L'afflusso di aria molto calda proveniente dal Sahara favorirà un
progressivo aumento delle temperature, inizialmente sulla Sardegna e
successivamente sul resto del Paese, con un impatto più marcato
sulle regioni centro-meridionali e sulle due Isole maggiori.
Temperature in costante aumento e
picchi oltre i 40 gradi
Tra l'inizio della settimana e
Mercoledì 15 luglio il rialzo termico sarà graduale, ma già
sufficiente a portare i valori massimi fino a 37-38°C in numerose
aree del Centro-Nord. Le condizioni più calde interesseranno la
Pianura Padana e le zone interne di Toscana, Umbria e Lazio, mentre
la Sardegna continuerà a registrare temperature prossime ai 40°C.
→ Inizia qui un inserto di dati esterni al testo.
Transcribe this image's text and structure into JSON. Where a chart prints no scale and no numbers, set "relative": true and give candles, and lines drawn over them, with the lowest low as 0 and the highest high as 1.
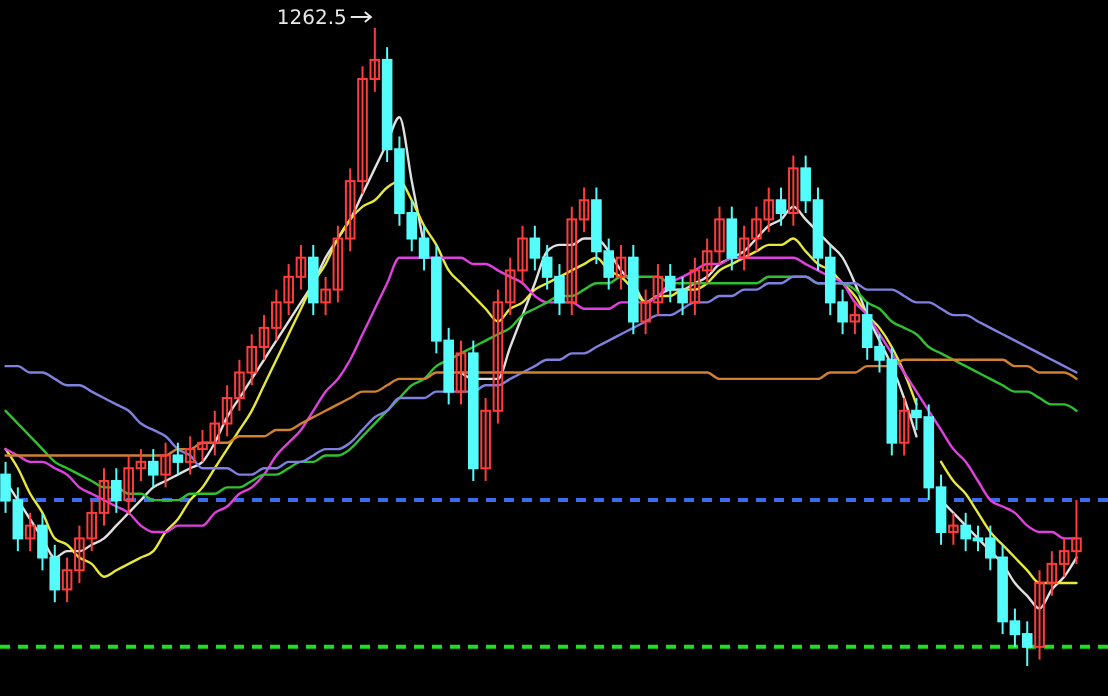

La fase più intensa dell'ondata di calore è attesa tra Giovedì
16 e Venerdì 17 luglio, quando nelle aree interne della Sardegna i
termometri potranno raggiungere o persino superare i 42°C. Anche
alcune località del Centro, come Frosinone e Terni, potrebbero
avvicinarsi alla soglia dei 40°C. Al Nord, pur con valori
generalmente inferiori, sarà soprattutto l'elevato tasso di umidità
a rendere il clima particolarmente afoso e la temperatura percepita
ancora più elevata.
L'ondata di calore non si farà sentire
soltanto durante le ore diurne. Anche le notti saranno decisamente
più calde del normale, con temperature minime che in molte città
faticheranno a scendere sotto i 26-27°C. Si tornerà così a vivere
le cosiddette notti super tropicali, caratterizzate da un caldo
persistente che renderà più difficile il riposo e aumenterà la
sensazione di disagio, soprattutto nei centri urbani.
Al momento non si intravedono cambiamenti significativi: la stabilità atmosferica e le temperature elevate dovrebbero infatti accompagnare gran parte del Paese almeno fino al fine settimana del 18 e 19 luglio.